PORTLAND, Ore. — Learning is usually associated with software — as in "deep learning." Now U.K. researchers have found a way to teach nanotube circuitry to learn its proper functions without changing its random pattern. Next they plan to "evolve" polymer-nanotube composite circuits with the help of a liquid crystal that allows them to change their underlying patterns. Separately, U.S. researchers have found a way to build the random patterned base automatically.
"We have already shown the optimization of simple logic gates (including a half adder circuit) within the polymer/nanotube composite. In the future we are expanding the search for other functions," Mark Massey, Research Associate at Durham University (U.K.) told EE Times. "One of particular interest is the evolution of a neuron within the material. Another interesting application is that of classifying sets of data — another problem that we are working on."
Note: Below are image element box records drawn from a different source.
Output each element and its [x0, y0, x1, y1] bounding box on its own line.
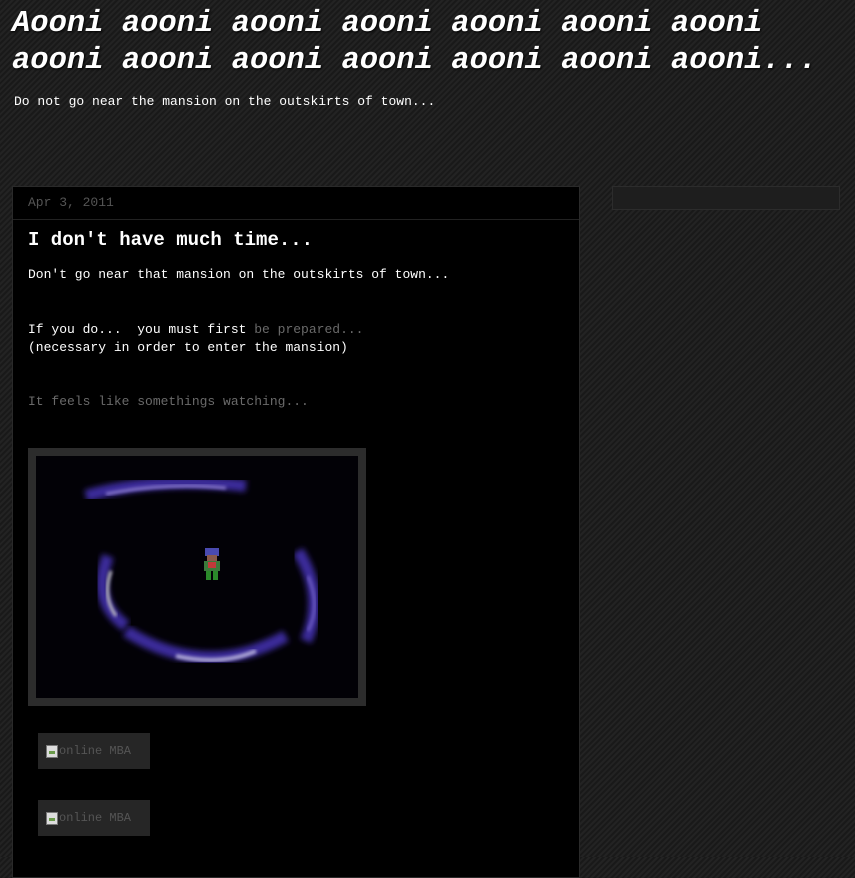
broken-image-icon — [46, 744, 58, 758]
post-text-prepare: If you do... you must first be prepared.… — [28, 322, 363, 337]
blog-post: Apr 3, 2011 I don't have much time... Do… — [12, 186, 580, 878]
post-text-prepare-prefix: If you do... you must first — [28, 322, 255, 337]
broken-image-1[interactable]: online MBA — [38, 733, 150, 769]
post-text-necessary: (necessary in order to enter the mansion… — [28, 340, 348, 355]
blog-description: Do not go near the mansion on the outski… — [14, 94, 436, 109]
post-title[interactable]: I don't have much time... — [28, 229, 313, 251]
blog-title[interactable]: Aooni aooni aooni aooni aooni aooni aoon… — [12, 6, 832, 80]
vortex-image — [36, 456, 358, 698]
sidebar-widget — [612, 186, 840, 210]
broken-image-icon — [46, 811, 58, 825]
post-date: Apr 3, 2011 — [13, 187, 579, 220]
broken-image-alt-text: online MBA — [59, 744, 132, 758]
broken-image-alt-text: online MBA — [59, 811, 132, 825]
be-prepared-link[interactable]: be prepared... — [254, 322, 363, 337]
post-text-warning: Don't go near that mansion on the outski… — [28, 267, 450, 282]
post-text-watching: It feels like somethings watching... — [28, 394, 309, 409]
post-image[interactable] — [28, 448, 366, 706]
blog-header: Aooni aooni aooni aooni aooni aooni aoon… — [12, 6, 832, 109]
broken-image-2[interactable]: online MBA — [38, 800, 150, 836]
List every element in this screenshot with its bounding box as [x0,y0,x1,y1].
The method works by laying down a random pattern of nanotubes in the polymer composite, then patterning numerous metallic electrode pads on the input side and output side (see photo). The desired input voltages are then applied to the input electrodes, and the voltages are measured at the output electrodes. The extra additional pads then have adjustable voltages applied to them until the desired function is realized, whereupon they are fixed.
Nanotube circuits (middle) learn their functions by applying the corresponding voltages to the electrodes (around edge).
(Source: Durham University)
"An input is applied to the input pads, then the output is sampled and compared with the desired output for that given input. Configuration voltages are applied to the additional pads to train or 'evolve' the material," Massey told us. "These configuration voltages are adjusted by a computer algorithm during each iteration to adjust the material until it gives the desired output."
So far the team is not trying to change the random patterning of the nanotube/polymer composite, but only learn the pathways that are already there that will realize the function they want it to perform.
"We are not evolving or training a circuit in the conventional sense, the material is a combination of pathways with differing conductivities / insulating regions. This complex network allows us to exploit it for our work," Massey told us. "We can image the overall network with electron microscopy, but this does not reveal the actual 'circuit', but only its physical structure."
Their next step, however, is to submerge the nanotube-polymer composite into liquid crystals that will allow the underlying nanotube circuits to realign, permitting them to evolve into their proper function.
"Next we want to use liquid based materials, where we do expect to see a change in the structure and self organization," Massey told us.
Cleaning the Slate
The biggest problem with forming such nanotube films in the first place is the fact that some nanotubes are metallic and some of semiconducting, forcing most researchers to sort them before forming a film. Various methods have been tried solve this problem, but none has been both low cost and effective. Now researchers at the University of Illinois at Urbana-Champaign (ULIC) claim to have invented a method that is both cheap and 100 percent effective.
It works by placing the film to be "cleansed" of metallic nanotubes in contact with a metal substrate. Then a heat sensitive polymer film is placed on the other side of the film. When an voltage is passed through the metal substrates is heats up the metallic nanotubes — which conduct current — just enough to cause a trench to rupture in the polymer overcoat revealing the metallic nanotube's location (see picture). A standard desktop procedure can then remove all the metallic nanotubes at once and chemically dissolve the polymer overcoat so the 100 percent purified nanotube film can be transferred to its final substrate.